A leitura do mundo precede a leitura da palavra.
Paulo Freire

 

Partimos do pressuposto de que os olhos são como câmeras, ou as câmeras são máquinas baseadas na fisiologia da visão em extensão ao corpo que experiencia o mundo. Olhos, quase todos temos, já a acuidade da visão sensível é um atributo que requer constante exercício. O exercício da humanização do olhar. Rubem Alves nos inspira quando diz que há muitas pessoas de visão perfeita que nada vêem:

O ato de ver não é coisa natural. Precisa ser aprendido. Quando a gente abre os olhos, abrem-se as janelas do corpo, e o mundo aparece refletido dentro da gente. São as crianças que, sem falar, nos ensinam as razões para viver. Elas não têm saberes a transmitir. No entanto, elas sabem o essencial da vida. Quem não muda sua maneira adulta de ver e sentir e não se torna como criança jamais será sábio.

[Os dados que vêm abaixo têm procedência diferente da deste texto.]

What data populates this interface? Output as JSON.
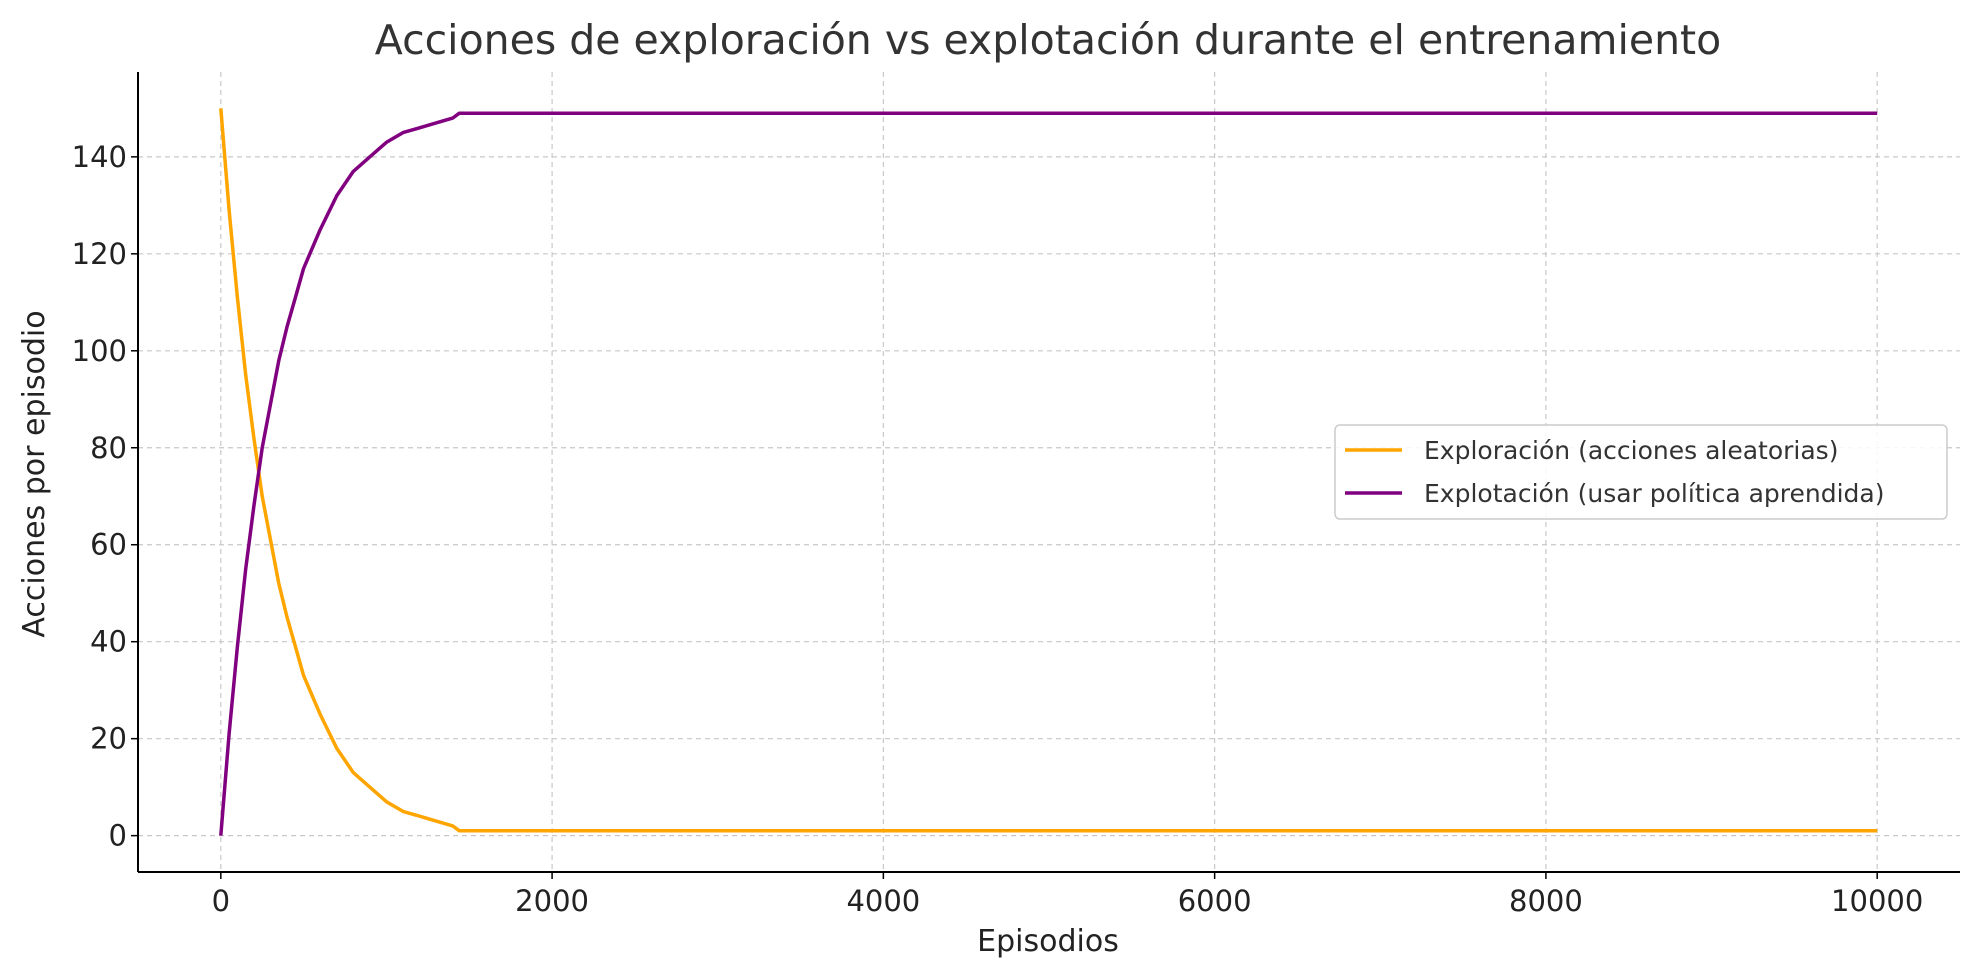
{
  "chart_data": {
    "type": "line",
    "title": "Acciones de exploración vs explotación durante el entrenamiento",
    "xlabel": "Episodios",
    "ylabel": "Acciones por episodio",
    "xlim": [
      -500,
      10500
    ],
    "ylim": [
      -7.5,
      157.5
    ],
    "x_ticks": [
      0,
      2000,
      4000,
      6000,
      8000,
      10000
    ],
    "y_ticks": [
      0,
      20,
      40,
      60,
      80,
      100,
      120,
      140
    ],
    "grid": true,
    "legend_position": "center-right",
    "series": [
      {
        "name": "Exploración (acciones aleatorias)",
        "color": "#FFA500",
        "x": [
          0,
          50,
          100,
          150,
          200,
          250,
          300,
          350,
          400,
          450,
          500,
          600,
          700,
          800,
          900,
          1000,
          1100,
          1200,
          1300,
          1400,
          1440,
          1500,
          2000,
          4000,
          6000,
          8000,
          10000
        ],
        "y": [
          150,
          129,
          111,
          95,
          82,
          70,
          61,
          52,
          45,
          39,
          33,
          25,
          18,
          13,
          10,
          7,
          5,
          4,
          3,
          2,
          1,
          1,
          1,
          1,
          1,
          1,
          1
        ]
      },
      {
        "name": "Explotación (usar política aprendida)",
        "color": "#800080",
        "x": [
          0,
          50,
          100,
          150,
          200,
          250,
          300,
          350,
          400,
          450,
          500,
          600,
          700,
          800,
          900,
          1000,
          1100,
          1200,
          1300,
          1400,
          1440,
          1500,
          2000,
          4000,
          6000,
          8000,
          10000
        ],
        "y": [
          0,
          21,
          39,
          55,
          68,
          80,
          89,
          98,
          105,
          111,
          117,
          125,
          132,
          137,
          140,
          143,
          145,
          146,
          147,
          148,
          149,
          149,
          149,
          149,
          149,
          149,
          149
        ]
      }
    ]
  }
}
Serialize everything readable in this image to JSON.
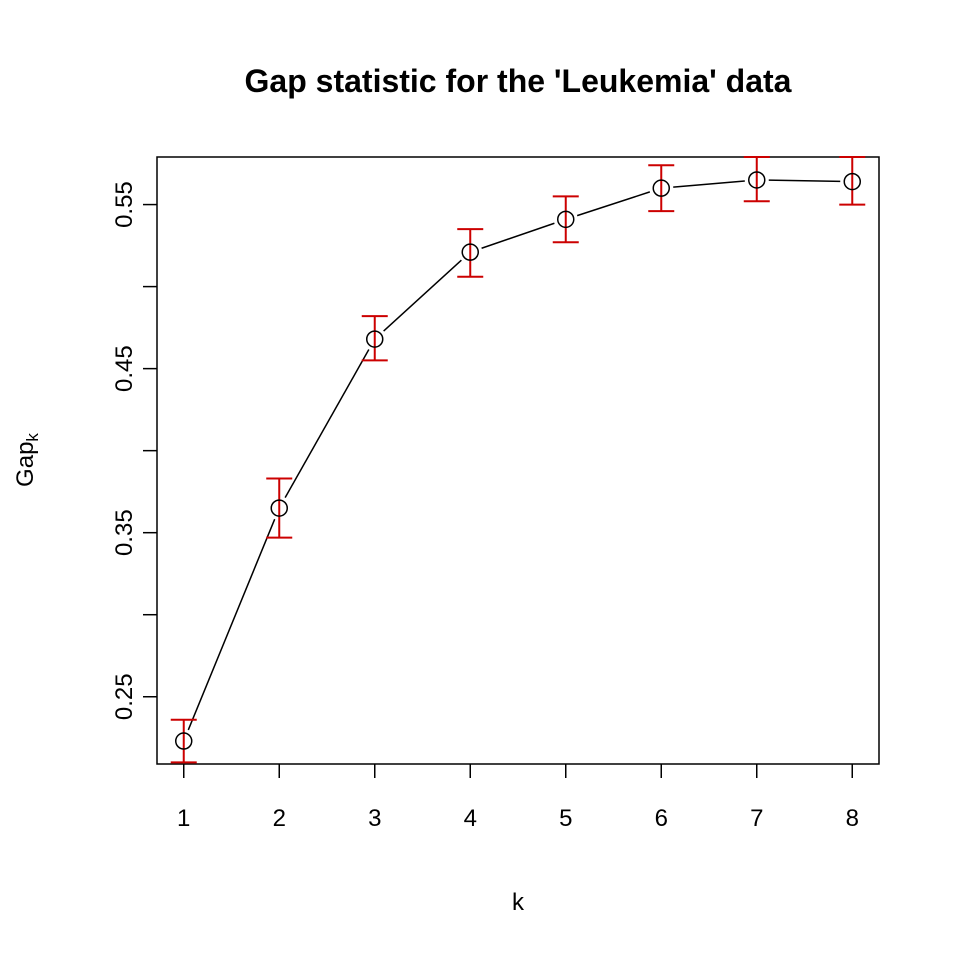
{
  "chart_data": {
    "type": "line",
    "title": "Gap statistic for the 'Leukemia' data",
    "xlabel": "k",
    "ylabel": "Gap",
    "ylabel_subscript": "k",
    "x": [
      1,
      2,
      3,
      4,
      5,
      6,
      7,
      8
    ],
    "series": [
      {
        "name": "Gap_k",
        "values": [
          0.223,
          0.365,
          0.468,
          0.521,
          0.541,
          0.56,
          0.565,
          0.564
        ],
        "error_lower": [
          0.21,
          0.347,
          0.455,
          0.506,
          0.527,
          0.546,
          0.552,
          0.55
        ],
        "error_upper": [
          0.236,
          0.383,
          0.482,
          0.535,
          0.555,
          0.574,
          0.579,
          0.579
        ],
        "marker": "open-circle",
        "line_color": "#000000",
        "error_bar_color": "#CC0000"
      }
    ],
    "xticks": [
      1,
      2,
      3,
      4,
      5,
      6,
      7,
      8
    ],
    "xtick_labels": [
      "1",
      "2",
      "3",
      "4",
      "5",
      "6",
      "7",
      "8"
    ],
    "yticks": [
      0.25,
      0.3,
      0.35,
      0.4,
      0.45,
      0.5,
      0.55
    ],
    "ytick_labels": [
      "0.25",
      "",
      "0.35",
      "",
      "0.45",
      "",
      "0.55"
    ],
    "xlim": [
      0.72,
      8.28
    ],
    "ylim": [
      0.209,
      0.579
    ],
    "grid": false,
    "legend": null
  }
}
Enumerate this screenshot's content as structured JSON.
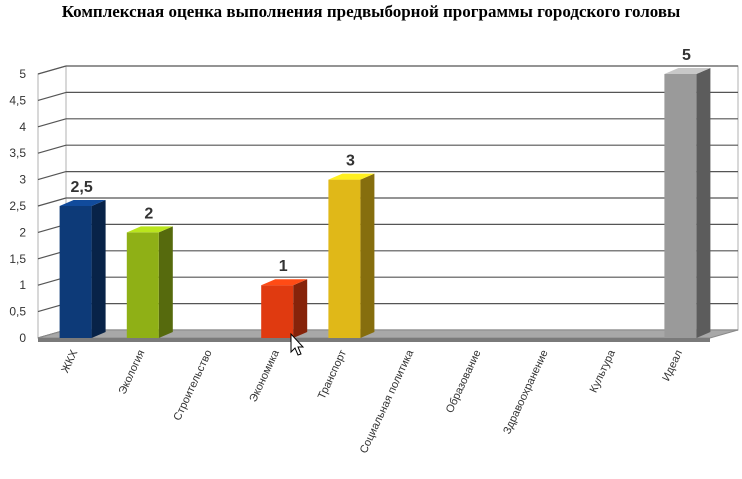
{
  "chart_data": {
    "type": "bar",
    "title": "Комплексная оценка выполнения предвыборной программы городского головы",
    "categories": [
      "ЖКХ",
      "Экология",
      "Строительство",
      "Экономика",
      "Транспорт",
      "Социальная политика",
      "Образование",
      "Здравоохранение",
      "Культура",
      "Идеал"
    ],
    "values": [
      2.5,
      2,
      0,
      1,
      3,
      0,
      0,
      0,
      0,
      5
    ],
    "data_labels": [
      "2,5",
      "2",
      "",
      "1",
      "3",
      "",
      "",
      "",
      "",
      "5"
    ],
    "bar_colors": [
      "#0d3a78",
      "#8fb016",
      "#888888",
      "#e03a10",
      "#e0b818",
      "#888888",
      "#888888",
      "#888888",
      "#888888",
      "#9a9a9a"
    ],
    "ylim": [
      0,
      5
    ],
    "yticks": [
      "0",
      "0,5",
      "1",
      "1,5",
      "2",
      "2,5",
      "3",
      "3,5",
      "4",
      "4,5",
      "5"
    ],
    "xlabel": "",
    "ylabel": "",
    "grid": true,
    "style": "3d-bar"
  }
}
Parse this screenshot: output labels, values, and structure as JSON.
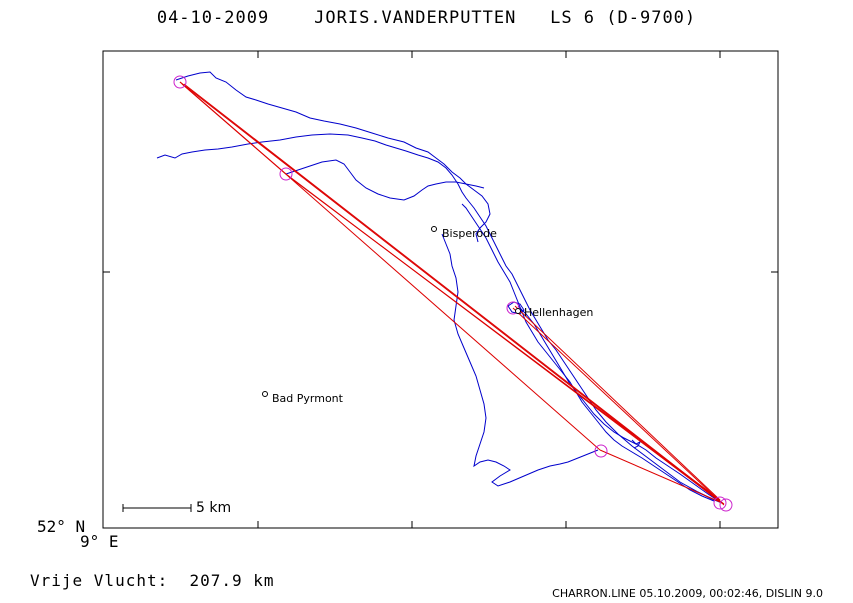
{
  "header": {
    "date": "04-10-2009",
    "pilot": "JORIS.VANDERPUTTEN",
    "glider": "LS 6 (D-9700)"
  },
  "axes": {
    "latitude": "52° N",
    "longitude": "9° E"
  },
  "scale": {
    "label": "5 km"
  },
  "places": [
    {
      "name": "Bisperode"
    },
    {
      "name": "Hellenhagen"
    },
    {
      "name": "Bad Pyrmont"
    }
  ],
  "footer": {
    "free_flight_label": "Vrije Vlucht:",
    "distance": "207.9 km",
    "credit": "CHARRON.LINE 05.10.2009, 00:02:46, DISLIN 9.0"
  },
  "colors": {
    "track": "#0000cc",
    "task_lines": "#dd0000",
    "turnpoints": "#cc22cc",
    "frame": "#000000"
  }
}
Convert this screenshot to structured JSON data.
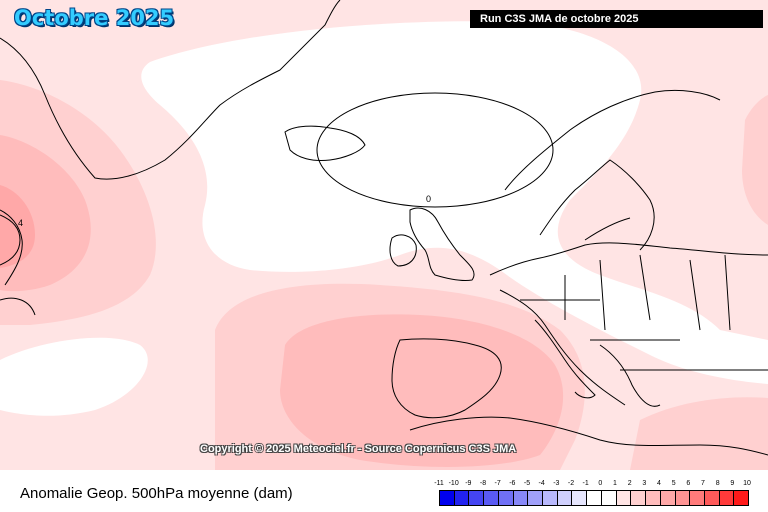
{
  "header": {
    "title": "Octobre 2025",
    "run_label": "Run C3S JMA de octobre 2025"
  },
  "map": {
    "copyright": "Copyright © 2025 Meteociel.fr - Source Copernicus C3S JMA",
    "contour_labels": [
      "0",
      "4"
    ]
  },
  "footer": {
    "parameter": "Anomalie Geop. 500hPa moyenne (dam)"
  },
  "legend": {
    "ticks": [
      "-11",
      "-10",
      "-9",
      "-8",
      "-7",
      "-6",
      "-5",
      "-4",
      "-3",
      "-2",
      "-1",
      "0",
      "1",
      "2",
      "3",
      "4",
      "5",
      "6",
      "7",
      "8",
      "9",
      "10"
    ],
    "colors": [
      "#0000ee",
      "#2222f0",
      "#4444f2",
      "#5a5af4",
      "#7070f6",
      "#8888f8",
      "#a0a0fa",
      "#b8b8fc",
      "#d0d0fd",
      "#e6e6fe",
      "#ffffff",
      "#ffffff",
      "#ffe4e4",
      "#ffd0d0",
      "#ffbcbc",
      "#ffa8a8",
      "#ff9494",
      "#ff7a7a",
      "#ff5a5a",
      "#ff3a3a",
      "#ff1a1a"
    ]
  },
  "colors": {
    "title_fill": "#33ccff",
    "anomaly_1": "#ffe4e4",
    "anomaly_2": "#ffd0d0",
    "anomaly_3": "#ffbcbc",
    "anomaly_4": "#ffa8a8"
  }
}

Como posso ver a realidade de um outro mundo se me fecho para resguardar uma ideia, um conceito, a realidade que conheço? É um caminho sem volta o contato das crianças e jovens com as novas tecnologias que proliferam no mundo por meio dos celulares, computadores e outros recursos. Eles trazem acesso aos conteúdos audiovisuais, incluindo fotos, áudios e outros tipos de interações simbólicas com as imagens. E então? Para onde estamos apontando nossas lentes? Sabemos usar os filtros adequados? Quais luzes estamos capturando? Em que intensidade, profundidade e foco? Com que olhar fotografamos e registramos internamente as imagens que habitam o fora? Poderíamos tratar a sétima arte como uma brincadeira que registra e partilha a vida, assim como um um recurso de autoconhecimento para enxergarmos nós mesmo protagonistas do mundo que queremos?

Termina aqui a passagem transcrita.